Pinned or Pinless Moisture Meter More Accurate? Plus, Tools Needed for Small Projects
Issue: Issue 333
Posted Date: 8/27/2013
Moisture Meter Comparison from Woodweb.com
This likely isn't the only woodworker who has wondered whether a pinned or a pinless moisture meter is more accurate. - Editor
"I've had a Lignomat pin meter for a couple of years. I like it, but wanted something more convenient and noninvasive. Recently I purchased a Lignomat SDM. I also like it.
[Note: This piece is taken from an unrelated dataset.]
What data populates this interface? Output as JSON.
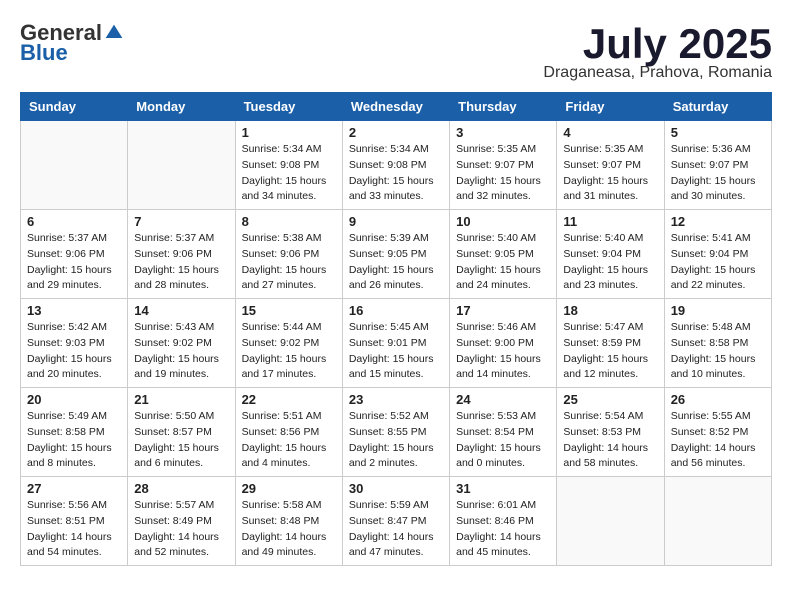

Problem is, when I use the two meters on the same piece of lumber, the pinless meter always indicates about 2 percent higher moisture content than the pin meter. What gives? When looking for 7 percent MC, which meter should one rely on?" - Luther M.
The woodworker who asked this question did get some expert advice, both from "Wood Doctor" Gene Wengert himself, and from the manufacturer. - Editor
"When measuring the MC with the pinless, do you have 1-inch stock and an air space underneath? Did you use the actual density or a table value? Sometimes the table values are off. In most cases, the pin meter is most accurate, but how deep do you drive the pins? For the average of a piece, about 1/4 of the thickness. Sometimes the species calibration is off. Did you correct for temperature?" - Gene W.
"On the pinned model, I did use the temp correction table and the 1/4-inch pins (3/4-inch stock). The pinned model provides two species groups. For the pinless model, I used the density value from the Forest Service pub. The response from the manufacturer was that the pinned model would be more accurate. But ... for the cabinetmaker who wants to avoid holes in his finished product, the 'less accurate' might be less desirable. I'm beginning to think I need a calibration table for the pinless model." - Luther M.
What Tools Do I Need for Two Small Projects? from Woodworking.com
The woodworker who began this thread is a new woodworker. Like many, he has specific projects he's looking to complete -- and wonders what tools are required. - Editor
"Hi, I'm new to woodworking, trying to get started in it. I have two small projects I want to do and I want to know what tools I should start with to get them done. The two projects I want to do are to 1) Make a small wooden platform to raise up my TV a few inches; 2) I want to make a small wooden housing for my modem, router, microcel and phone. I'd want the back to be solid with holes for wires to go through where the shelf is." -Loucetios
You've heard it said before that there's more than one way to accomplish things in woodworking -- which, of course, means that the woodworker with the question received a couple of different suggestions. - Editor
"Do you have any tools available now? Providing you can cut square, you can use a hand saw, nails and glue. I prefer screws personally because they seem to be cleaner. I don't have a nail gun that shoots anything larger than brads and staples. In the end, all you need to do is cut and join the wood somehow. For the holes, I would use a hole saw or a flat wood drill bit. You'll need a power drill for both. A jigsaw could work, but I envision the hole to be less than 2" in diameter so that may be tight. Ideally, if you have access to a miter or table saw, you can ensure straight and square cuts. The same advice pretty much applies to the small TV platform." - SmileyFace
"For a simple platform, you will need a way to cut the pieces (hand saw, power saw, whatever) and a way to join them together. Could be nails, screws, dowels, dovetails, or a myriad of possibilities. Your choice. Could be done with nothing more than a hand saw and a hammer. For a phone shelf, again, many different joinery methods are possible. Nails would be weak here (unless you added a back), but screws, dowels, mortise-and-tenon joints, etc. would work. Tools required would include: a saw to cut the parts, a drill to make the holes, and whatever is needed to create whatever joinery you decide on (a drill for dowels, saw and chisel for M&T, screwdriver for screws...)" - Jerry M.